Here and LA, there's always the running gag that your waiter, your barista, your genius bar genius, your whoever, is an aspiring actor. Okay, well that part is pretty much true. The joke is that they'll try and slip you their headshot and resume with the menu or the screenplay they're working on with your latte. Know someone? Then they'd like to know you.

On the one hand, it's a simple thing called networking. You're in a show and one of your castmates has an agent? Why shouldn't you be trying to get a meeting with them? Isn't that just your own wasted opportunity if you serve Max Weinberg his lunch and don't let it be known that his quirky, hilarious server also has three years of classes with the Groundlings?

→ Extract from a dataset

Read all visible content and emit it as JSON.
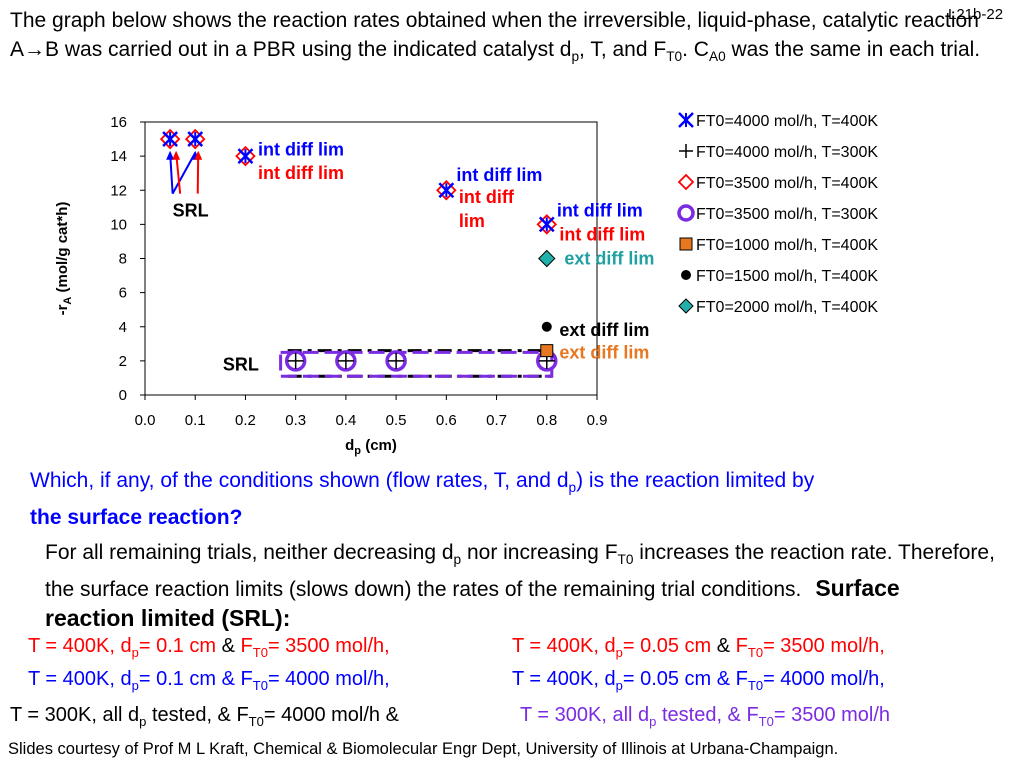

Through my job as Muppet sales monkey for FAO Schwarz, I've been on tv and in The New York Times more than for my acting. Any time CBS or NBC or NY1 or other groupings of letters come in to shoot some promo, I could be trying to chat with the crews coming in, getting to know them, making friends...networking. A gal I know may be able to join SAG soon through her gig as a background regular on Gossip Girl, which she got after befriending a receptionist at the casting office. I don't know how it works.

That's the thing, though, I'm not too sure I want to know how it works. I HATE networking. I hate the idea of it. I hate the idea of pushing myself into anyone's face. I hate the idea of being the retail jerk who wants everyone to know she really wants to be doing something else. Angling for more screen opportunity at work would not only just feel pathetic and obnoxious, it would only serve to prove two other points: not only am I apparently not getting any acting work, I'm also incapable of doing my day job wholeheartedly! I'd be none of the things I claim or want to be!

This is one of the things that bothered me most about LA, not a single person will even talk to you unless you seem like you can do something for them. It's less blatantly shallow here, but still I can't help but feel that being great isn't going to get me anywhere if I trust other people to figure out for themselves that I'm great. I can't just be great, suddenly I have to tell everyone that I'm great? Doesn't that just tell everyone that I have massive ego problems and self-delusions of grandeur, and that I am to be avoided at all costs, completely unrelated to whatever talent I may possess? I'm Chinese, goddammit, I don't tell people I'm great even if I secretly think I'm the bee's knees. This goes against the very nature of my being. But then, in the American capitalist Oprah spirit of things, I can't expect anything worth having to just be handed to me. How do I expect to get anything I may deserve in life if I'm not prepared to perform the simple task of asking for it?